Perhaps some of you [alguna, alguno, algunoa] remember that the late SupMarcos insisted that the capitalist system cannot be understood without the concept of war. Supposing, of course, that it is a concept. He would say that war was the motor that had permitted, first, the expansion of capitalism, and then its consolidation as a world system. Capitalism also turns to war to confront its recurring and profound crises.
Oh, I know, what else could be expected from a solider? But I should note, as a way of making amends, that he didn’t limit “war” to military war. Maybe a rereading of his correspondence with Don Luis Villoro Toranzo in the year 2010, which was made public in early 2011, could help us understand this. In the first of these public missives, they analyze the apparent ineffectiveness of the so-called “War on Drugs,” initiated by the war videogame lover Felipe Calderón Hinojosa. And I say “apparent ineffectiveness” because basically, looking at the results, it was and is ineffective for combatting organized crime, but it was effective at installing soldiers as the de facto government in various regions.
I bring this up because, in contrast to that deceased guy, in my understanding, capitalism could be studied as a crime.
Addressing it as such would require of us scientific knowledge of subjects which might seem distant from what are traditionally known as the “social sciences.”
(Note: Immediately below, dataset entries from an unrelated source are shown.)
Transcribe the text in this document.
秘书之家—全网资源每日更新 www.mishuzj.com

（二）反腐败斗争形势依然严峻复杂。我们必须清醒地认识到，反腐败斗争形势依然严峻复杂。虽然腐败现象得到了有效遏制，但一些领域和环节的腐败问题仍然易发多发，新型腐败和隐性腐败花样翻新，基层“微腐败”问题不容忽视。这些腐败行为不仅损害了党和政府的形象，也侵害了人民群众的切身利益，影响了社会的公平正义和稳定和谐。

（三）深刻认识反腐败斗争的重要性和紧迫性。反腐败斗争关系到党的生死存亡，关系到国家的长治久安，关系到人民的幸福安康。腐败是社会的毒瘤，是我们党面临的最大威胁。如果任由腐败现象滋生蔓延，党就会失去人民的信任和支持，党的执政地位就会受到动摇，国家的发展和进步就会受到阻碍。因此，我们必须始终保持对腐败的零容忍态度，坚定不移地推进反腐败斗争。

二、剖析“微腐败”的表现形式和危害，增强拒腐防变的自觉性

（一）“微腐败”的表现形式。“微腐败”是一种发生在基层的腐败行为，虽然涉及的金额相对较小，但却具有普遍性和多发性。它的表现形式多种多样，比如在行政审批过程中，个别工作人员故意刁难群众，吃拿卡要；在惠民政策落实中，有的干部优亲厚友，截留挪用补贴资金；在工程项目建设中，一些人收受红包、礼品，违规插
In short, you can catalog this theoretical detour however you’d like. Perhaps it is the product of an unfinished correspondence course on private detection begun in that faraway time when “mail” didn’t refer to online accounts and screennames, and when an address meant the postal code and not the IP, or internet protocol; a time when one could study, also by correspondence, anything from a course on locksmithing to one on aviation piloting, including, of course, the one on “how to have a body like Charles Atlas[i] without going to the gym and in only a few weeks,” which wasn’t necessary for me to take given my famously beautiful and toned legs (arrrrrroz con leche[ii]).